A Year After the Egyptian Revolution, 10% of Its Social Media Documentation Is Already Gone
In April, OR Books published Tweets from Tahrir, a book of tweets sent from Ground Zero of the democratic revolution that played out in Egypt last year. The book, its promotions declare, “brings together a selection of key tweets in a compelling, fast-paced narrative, allowing the story of the uprising to be told directly by the people in Cairo’s Tahrir Square. History has never before been written in this fashion.”

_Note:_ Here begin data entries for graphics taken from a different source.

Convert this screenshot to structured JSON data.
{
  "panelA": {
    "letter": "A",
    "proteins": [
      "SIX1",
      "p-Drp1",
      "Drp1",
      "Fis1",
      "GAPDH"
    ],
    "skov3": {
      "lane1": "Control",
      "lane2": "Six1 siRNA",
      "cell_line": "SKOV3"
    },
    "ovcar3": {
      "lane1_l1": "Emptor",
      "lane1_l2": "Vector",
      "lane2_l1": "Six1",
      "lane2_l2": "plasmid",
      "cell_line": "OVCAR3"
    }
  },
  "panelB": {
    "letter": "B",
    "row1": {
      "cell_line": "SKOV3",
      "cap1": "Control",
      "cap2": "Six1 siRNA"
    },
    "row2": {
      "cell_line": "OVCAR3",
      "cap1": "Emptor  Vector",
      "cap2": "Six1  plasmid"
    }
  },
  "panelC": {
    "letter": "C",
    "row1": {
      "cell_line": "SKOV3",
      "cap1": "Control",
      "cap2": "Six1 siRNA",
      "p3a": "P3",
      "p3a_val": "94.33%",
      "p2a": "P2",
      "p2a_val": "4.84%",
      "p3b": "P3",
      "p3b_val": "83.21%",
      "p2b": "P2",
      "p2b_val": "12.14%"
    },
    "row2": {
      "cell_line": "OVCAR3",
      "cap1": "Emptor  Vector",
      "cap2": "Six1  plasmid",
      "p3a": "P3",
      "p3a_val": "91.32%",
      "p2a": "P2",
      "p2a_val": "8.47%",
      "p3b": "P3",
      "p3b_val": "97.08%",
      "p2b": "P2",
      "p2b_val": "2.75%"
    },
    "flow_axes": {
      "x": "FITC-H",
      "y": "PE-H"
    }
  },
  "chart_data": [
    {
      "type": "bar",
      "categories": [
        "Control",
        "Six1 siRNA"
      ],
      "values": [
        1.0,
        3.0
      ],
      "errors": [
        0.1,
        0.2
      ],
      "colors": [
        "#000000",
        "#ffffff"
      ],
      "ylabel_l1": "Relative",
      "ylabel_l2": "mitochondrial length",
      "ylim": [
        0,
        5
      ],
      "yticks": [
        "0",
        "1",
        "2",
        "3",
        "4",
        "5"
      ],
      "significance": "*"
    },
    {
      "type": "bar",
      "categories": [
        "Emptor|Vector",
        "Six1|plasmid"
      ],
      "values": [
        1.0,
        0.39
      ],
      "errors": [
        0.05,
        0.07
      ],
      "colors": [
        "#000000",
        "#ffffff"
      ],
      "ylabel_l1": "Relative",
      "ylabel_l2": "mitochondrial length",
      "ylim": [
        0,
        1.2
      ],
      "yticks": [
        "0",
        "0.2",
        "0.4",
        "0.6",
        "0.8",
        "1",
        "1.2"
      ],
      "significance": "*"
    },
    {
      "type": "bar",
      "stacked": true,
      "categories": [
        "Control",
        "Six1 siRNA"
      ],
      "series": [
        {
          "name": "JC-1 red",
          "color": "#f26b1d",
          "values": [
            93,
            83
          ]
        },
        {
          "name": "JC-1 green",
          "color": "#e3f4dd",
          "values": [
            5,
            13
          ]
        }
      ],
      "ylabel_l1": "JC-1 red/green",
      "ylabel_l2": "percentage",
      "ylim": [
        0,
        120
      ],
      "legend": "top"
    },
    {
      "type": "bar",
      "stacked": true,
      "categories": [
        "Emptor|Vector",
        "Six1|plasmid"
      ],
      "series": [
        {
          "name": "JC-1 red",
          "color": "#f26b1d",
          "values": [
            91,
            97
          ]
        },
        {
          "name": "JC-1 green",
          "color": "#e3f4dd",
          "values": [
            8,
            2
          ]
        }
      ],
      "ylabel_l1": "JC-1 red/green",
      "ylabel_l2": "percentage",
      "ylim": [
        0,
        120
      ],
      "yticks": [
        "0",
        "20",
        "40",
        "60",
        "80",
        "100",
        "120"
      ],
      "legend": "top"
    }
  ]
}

But tweets are fragile things. A year after the Tahrir’s tweets were posted, much of the information they first shared has gone missing. According to a study conducted by Hany SalahEldeen Khalil, a phD student in computer science and Web preservation at Old Dominion University, a third of the images initially included in Tweets from Tahrir — 7 out of 23 — seem to have disappeared entirely from the Web. A small slice of the historical record, gone — archived not digitally, but in the pages of a book.
Those tweets, though, were lucky. Most social media content doesn’t have the luxury of paper-bound back-up. Services like Storify have risen up not only to curate social media, but also to archive its content; those services, however, rely on third-party partner relationships — they refer to media assets, rather than storing them — and so work as archives only in the broadest sense.
On Storify, in SalahEldeen’s sample, 222 of the set’s tweets pointed to external resources like images, videos, and links. Today, only 198 of those tweets retain those external assets — a loss of nearly 11 percent.